Overall, the Packers still dominate their division rivals in sheer number of picks, even over the reformed Vikings. In the Thompson era they have made 104 selections, or 9.5 picks per draft, while the Bears, Lions, and Vikings have made 79 (7.2 picks per draft), 83 (7.5), and 88 (8.0) picks respectively. If a team had led the draft in selections every single season since 2005, that team would have made 130 picks, or 11.8 picks per draft. The difference between the Packers and that optimal team (26 picks) is essentially the same as the difference between the Packers and Bears (25 picks).
Not all picks are created equal, of course, but having them allows you to take a Brett Hundley or an Aaron Rodgers instead of needing to fix some other issue. Thompson's draft and develop strategy creates the freedom to take a chance on high leverage lottery tickets at the position. His (and Ron Wolf's) previous success allows the coaching staff the freedom to truly develop these projects behind the scenes, and their success in turn gives the front office the stability they need to make the most of their drafts.

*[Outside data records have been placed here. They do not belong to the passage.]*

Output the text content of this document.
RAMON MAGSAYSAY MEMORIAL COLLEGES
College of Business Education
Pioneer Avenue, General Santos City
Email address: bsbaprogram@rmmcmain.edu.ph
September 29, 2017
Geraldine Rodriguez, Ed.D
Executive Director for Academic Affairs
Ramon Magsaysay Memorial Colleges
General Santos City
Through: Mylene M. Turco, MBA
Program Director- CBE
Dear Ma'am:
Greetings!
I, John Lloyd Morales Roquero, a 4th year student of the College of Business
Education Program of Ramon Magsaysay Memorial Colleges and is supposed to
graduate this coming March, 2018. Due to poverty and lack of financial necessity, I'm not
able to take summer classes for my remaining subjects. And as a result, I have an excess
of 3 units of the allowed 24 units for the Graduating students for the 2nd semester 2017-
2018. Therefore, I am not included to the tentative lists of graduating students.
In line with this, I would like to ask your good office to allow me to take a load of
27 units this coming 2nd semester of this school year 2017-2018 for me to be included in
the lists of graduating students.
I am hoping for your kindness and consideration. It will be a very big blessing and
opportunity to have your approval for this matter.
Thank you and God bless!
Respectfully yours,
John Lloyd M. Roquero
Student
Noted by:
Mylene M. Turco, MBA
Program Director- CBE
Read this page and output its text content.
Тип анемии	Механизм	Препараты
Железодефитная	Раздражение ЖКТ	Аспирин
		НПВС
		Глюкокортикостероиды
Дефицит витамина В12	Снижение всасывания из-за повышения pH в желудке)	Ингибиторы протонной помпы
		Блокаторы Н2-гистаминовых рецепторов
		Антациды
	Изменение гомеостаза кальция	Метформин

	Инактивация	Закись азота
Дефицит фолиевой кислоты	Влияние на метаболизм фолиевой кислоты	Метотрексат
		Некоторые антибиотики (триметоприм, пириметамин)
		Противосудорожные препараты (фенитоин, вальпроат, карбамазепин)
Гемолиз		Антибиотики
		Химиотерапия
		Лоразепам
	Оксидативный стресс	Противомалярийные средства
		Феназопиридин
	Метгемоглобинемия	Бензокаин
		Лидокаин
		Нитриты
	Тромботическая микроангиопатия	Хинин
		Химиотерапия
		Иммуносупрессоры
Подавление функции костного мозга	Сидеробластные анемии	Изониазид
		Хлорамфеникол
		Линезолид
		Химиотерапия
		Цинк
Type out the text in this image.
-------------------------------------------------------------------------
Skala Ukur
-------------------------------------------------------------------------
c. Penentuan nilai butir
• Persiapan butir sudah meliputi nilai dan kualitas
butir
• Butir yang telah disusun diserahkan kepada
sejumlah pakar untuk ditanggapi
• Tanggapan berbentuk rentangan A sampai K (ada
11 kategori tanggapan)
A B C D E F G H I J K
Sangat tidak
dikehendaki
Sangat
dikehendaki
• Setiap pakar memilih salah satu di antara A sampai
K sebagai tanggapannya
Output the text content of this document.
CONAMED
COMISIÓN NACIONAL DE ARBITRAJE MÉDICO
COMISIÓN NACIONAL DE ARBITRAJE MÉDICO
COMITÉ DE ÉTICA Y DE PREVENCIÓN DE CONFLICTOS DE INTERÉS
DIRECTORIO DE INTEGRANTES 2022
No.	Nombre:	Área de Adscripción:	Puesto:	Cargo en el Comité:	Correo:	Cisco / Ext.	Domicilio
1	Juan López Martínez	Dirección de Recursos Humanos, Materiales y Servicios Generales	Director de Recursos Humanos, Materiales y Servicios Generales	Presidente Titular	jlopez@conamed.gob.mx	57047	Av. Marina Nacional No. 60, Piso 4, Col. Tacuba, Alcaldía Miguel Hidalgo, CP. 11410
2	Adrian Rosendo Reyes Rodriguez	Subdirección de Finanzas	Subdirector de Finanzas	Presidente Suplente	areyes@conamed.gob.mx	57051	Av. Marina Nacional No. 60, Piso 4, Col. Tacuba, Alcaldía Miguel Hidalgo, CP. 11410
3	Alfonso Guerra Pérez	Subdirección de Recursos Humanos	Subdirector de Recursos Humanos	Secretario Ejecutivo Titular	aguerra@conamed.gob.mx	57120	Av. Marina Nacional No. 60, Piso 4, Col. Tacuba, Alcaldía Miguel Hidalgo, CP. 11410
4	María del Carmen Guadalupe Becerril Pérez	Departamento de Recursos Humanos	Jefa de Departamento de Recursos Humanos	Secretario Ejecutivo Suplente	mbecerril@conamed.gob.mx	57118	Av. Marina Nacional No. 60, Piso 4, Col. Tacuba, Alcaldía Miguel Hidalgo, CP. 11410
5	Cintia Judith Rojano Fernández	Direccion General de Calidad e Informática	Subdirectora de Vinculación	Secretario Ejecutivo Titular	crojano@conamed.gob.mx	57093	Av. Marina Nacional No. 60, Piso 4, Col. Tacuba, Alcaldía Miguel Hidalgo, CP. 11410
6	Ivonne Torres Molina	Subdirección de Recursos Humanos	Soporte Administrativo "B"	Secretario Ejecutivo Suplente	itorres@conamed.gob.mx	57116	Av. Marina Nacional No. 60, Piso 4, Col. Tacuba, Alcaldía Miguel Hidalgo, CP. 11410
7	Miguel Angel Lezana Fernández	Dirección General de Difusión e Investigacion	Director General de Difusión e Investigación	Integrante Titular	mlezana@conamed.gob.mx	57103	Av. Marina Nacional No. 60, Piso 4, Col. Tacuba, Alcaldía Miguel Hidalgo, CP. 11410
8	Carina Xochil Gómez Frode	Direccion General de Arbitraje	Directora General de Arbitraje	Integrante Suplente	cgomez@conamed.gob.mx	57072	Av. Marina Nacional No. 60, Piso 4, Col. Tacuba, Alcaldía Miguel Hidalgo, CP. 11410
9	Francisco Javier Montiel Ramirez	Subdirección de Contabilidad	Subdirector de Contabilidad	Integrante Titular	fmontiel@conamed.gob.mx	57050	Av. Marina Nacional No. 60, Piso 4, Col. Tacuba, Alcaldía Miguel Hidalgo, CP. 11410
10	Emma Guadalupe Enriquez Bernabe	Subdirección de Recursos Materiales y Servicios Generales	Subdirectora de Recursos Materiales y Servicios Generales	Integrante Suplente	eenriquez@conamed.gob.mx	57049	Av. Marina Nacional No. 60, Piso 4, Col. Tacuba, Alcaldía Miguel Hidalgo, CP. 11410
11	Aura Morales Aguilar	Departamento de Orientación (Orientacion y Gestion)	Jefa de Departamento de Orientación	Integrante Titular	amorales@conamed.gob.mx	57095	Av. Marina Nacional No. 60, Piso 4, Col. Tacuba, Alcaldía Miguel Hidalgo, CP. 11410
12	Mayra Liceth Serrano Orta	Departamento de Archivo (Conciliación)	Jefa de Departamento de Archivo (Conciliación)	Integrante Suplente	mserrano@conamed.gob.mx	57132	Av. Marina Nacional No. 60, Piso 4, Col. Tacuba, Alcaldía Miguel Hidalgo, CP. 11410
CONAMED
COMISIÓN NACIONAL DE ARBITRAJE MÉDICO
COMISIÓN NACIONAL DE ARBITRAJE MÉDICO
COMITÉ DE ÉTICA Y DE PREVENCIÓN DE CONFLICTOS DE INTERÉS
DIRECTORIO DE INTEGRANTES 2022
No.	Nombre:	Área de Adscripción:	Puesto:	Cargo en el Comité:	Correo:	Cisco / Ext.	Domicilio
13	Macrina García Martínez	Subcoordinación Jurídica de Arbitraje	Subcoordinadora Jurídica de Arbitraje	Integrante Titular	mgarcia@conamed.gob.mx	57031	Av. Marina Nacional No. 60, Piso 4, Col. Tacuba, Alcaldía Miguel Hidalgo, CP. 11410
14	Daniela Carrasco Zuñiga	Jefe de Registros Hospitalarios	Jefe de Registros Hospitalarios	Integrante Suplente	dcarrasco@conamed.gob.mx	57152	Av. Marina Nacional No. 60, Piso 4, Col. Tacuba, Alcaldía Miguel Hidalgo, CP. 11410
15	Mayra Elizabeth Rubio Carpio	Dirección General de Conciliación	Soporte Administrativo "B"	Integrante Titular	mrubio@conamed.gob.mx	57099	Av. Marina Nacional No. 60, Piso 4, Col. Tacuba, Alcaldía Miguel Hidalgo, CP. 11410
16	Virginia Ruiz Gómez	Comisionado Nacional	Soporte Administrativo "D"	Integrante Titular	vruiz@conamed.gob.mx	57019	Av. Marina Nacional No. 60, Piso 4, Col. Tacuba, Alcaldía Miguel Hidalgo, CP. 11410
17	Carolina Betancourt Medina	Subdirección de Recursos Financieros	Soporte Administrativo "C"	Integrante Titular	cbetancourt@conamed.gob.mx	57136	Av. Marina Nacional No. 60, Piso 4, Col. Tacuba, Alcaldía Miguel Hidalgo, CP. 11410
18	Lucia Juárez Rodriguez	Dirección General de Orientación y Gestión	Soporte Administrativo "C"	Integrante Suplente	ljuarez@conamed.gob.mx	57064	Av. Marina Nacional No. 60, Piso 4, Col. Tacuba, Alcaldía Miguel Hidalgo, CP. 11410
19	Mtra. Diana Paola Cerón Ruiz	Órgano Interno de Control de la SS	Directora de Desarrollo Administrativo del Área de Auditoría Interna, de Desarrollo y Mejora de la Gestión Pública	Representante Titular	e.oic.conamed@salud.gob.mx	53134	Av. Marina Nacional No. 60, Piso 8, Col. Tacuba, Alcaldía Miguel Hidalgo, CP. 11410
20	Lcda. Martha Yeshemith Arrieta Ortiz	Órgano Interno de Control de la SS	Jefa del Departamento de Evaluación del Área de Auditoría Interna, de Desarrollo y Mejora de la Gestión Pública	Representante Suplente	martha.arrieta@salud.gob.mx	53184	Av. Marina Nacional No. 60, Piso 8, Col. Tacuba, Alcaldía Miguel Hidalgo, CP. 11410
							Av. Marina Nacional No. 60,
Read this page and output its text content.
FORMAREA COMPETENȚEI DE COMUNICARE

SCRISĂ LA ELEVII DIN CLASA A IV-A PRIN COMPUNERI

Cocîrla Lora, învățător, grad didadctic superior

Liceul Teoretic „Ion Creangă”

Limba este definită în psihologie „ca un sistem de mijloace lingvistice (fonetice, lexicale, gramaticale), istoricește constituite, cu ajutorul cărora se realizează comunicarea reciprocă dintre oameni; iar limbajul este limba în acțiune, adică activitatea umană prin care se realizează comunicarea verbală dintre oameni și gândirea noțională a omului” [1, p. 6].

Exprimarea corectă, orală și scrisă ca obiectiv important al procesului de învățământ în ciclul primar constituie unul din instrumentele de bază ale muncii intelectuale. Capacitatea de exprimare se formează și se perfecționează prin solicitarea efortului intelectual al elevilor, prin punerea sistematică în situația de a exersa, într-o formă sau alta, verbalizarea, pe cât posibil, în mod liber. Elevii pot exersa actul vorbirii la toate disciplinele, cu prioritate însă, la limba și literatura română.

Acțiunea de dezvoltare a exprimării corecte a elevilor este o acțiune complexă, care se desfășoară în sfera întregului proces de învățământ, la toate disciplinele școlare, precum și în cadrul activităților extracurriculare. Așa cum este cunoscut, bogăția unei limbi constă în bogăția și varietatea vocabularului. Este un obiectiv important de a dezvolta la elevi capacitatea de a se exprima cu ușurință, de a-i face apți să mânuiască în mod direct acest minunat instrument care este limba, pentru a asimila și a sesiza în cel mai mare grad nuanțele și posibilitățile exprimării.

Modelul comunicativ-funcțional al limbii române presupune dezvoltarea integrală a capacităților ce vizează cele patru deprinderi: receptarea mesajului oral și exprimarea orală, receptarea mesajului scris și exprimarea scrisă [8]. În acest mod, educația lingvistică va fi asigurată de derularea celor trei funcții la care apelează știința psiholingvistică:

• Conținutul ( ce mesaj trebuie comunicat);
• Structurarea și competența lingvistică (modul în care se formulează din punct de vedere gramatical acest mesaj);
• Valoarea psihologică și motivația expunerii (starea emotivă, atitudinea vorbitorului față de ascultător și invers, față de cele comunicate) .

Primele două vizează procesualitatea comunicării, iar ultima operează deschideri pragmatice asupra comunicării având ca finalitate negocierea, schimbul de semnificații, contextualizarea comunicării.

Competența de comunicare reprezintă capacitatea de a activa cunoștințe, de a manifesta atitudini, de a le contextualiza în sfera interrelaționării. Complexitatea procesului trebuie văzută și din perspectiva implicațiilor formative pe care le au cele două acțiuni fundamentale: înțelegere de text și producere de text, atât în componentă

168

So yes, luck made Rodgers fall down the draft board, and a bunch of teams that could have benefited from having him passed on him, but if the 49ers, or Bears, or Dolphins, or etc., would have selected him, he probably would not have become the player he is. In many potential scenarios he would have played immediately, and in all other scenarios he would have entered an inferior development program. Furthermore, the Packers were able to pick him in large part because they had so many picks to work with. A different team, perhaps in need of a safety, would have reached at that spot for Brodney Pool out of Oklahoma (34th overall to Cleveland), or Josh Bullocks out of Nebraska (40th overall to New Orleans). Instead they took Rodgers at 24, and then used a 2nd-round pick acquired from New Orleans for Mike McKenzie to select Nick Collins.
Ted Thompson did not luck into Aaron Rodgers any more than he lucked into any other star player on the roster. Opportunity doesn't just show up and knock at the Green Bay front office. They send out a lot of invitations, and their house is filled with quarterback gurus.